7. Shop around for everything
Most of your time will be spent in the planning and funding stages.  While you work out finances, keep a list or spreadsheet of all the things you’ll need and compare prices.  Try to get at least two prices for every item you buy to ensure you’re getting a deal.  Use the internet to your advantage and look for the best prices on everything from comfy chairs to espresso machines.

Marketing

8. Network your heart out
Having a hot location and brewing superior coffee will only get you so far.  You need to network to maintain a connection to the area and to attract more customers, Renson says.  Join the local chamber of commerce, a business association, or a local charity.
9. Start marketing before you open
If you start marketing the day you open, you’re already behind.
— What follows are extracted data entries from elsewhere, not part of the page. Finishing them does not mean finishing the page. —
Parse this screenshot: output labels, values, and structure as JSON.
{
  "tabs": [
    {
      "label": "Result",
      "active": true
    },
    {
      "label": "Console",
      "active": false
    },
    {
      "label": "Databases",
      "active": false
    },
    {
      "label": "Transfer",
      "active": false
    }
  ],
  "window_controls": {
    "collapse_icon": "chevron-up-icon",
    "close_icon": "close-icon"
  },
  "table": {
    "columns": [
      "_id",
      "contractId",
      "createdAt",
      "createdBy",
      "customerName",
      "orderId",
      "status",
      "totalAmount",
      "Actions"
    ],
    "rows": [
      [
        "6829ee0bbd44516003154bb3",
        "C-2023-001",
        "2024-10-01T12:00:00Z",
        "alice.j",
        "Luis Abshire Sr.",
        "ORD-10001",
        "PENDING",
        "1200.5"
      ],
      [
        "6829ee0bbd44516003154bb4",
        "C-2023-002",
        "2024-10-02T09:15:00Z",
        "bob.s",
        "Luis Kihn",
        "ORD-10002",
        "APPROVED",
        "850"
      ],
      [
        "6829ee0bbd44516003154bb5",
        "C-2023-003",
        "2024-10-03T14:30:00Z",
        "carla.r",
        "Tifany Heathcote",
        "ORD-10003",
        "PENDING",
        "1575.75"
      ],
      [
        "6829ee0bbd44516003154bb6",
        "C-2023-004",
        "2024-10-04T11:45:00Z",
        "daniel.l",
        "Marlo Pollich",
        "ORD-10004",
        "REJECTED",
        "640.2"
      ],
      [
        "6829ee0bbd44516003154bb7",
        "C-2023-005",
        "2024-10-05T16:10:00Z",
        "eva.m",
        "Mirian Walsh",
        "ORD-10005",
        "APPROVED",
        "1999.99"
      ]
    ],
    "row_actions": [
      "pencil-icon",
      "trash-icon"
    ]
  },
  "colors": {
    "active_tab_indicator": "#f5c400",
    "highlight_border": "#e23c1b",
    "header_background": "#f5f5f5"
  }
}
On opening day, you want people excited to come in.  To do that, you need to start marketing several months before you open. Affordable marketing options include:
  • Drop off free coffee to local businesses with a flyer that promotes opening day.
  • Set up and utilize several social media channels.  It’s free advertising.
  • Give away coffee samples at a few local events before opening.
  • Try a small direct mail campaign that sends coupons to local residents.
  • Call everyone, including the media, to tell them about your plans to open the shop.
10. Don’t just focus on the interior of the building
Of course, you’ll stress over every little detail of your shop, from what paintings to hang on the wall to the POS system you’ll use, but Wilson says you shouldn’t neglect the outside of your shop.
 “Pay attention to the landscaping, signage, and exterior appearance because that’s the first thing people see,” Wilson says. Some people decide whether or not to come in based on their first impression of the building, so make it count.

Plus, by spiffing up the building you’ll start to create a buzz in the community.  People will start to wonder, who is setting up shop in there?  Every little thing you can do to attract attention to your coffee shop can serve as a marketing tool.

Managing

11. Have a positive attitude
Like every business, you’ll face challenges to get your shop off the ground.  Renson says keeping a positive attitude when things aren’t going your way is a must.  Fake it if you have to.  If you get in the habit of keeping an optimistic attitude, even if it’s less than genuine to start, you’ll eventually teach yourself to stay upbeat.
12. Hire slowly
You need help manning the register, waiting on customers, and making drinks, but don’t hire too many people too fast.  Renson suggests hiring a few friends, or neighbors who will volunteer to help you out for the first few weeks.  Slowly, bring on staff.

Hiring trusted staff can be tough.  No matter how well someone does in an interview, you don’t know how well he or she fits until they’re on the floor.  Keep a close eye on the register, Renson suggests, and don’t be afraid to let people who are hurting the business go."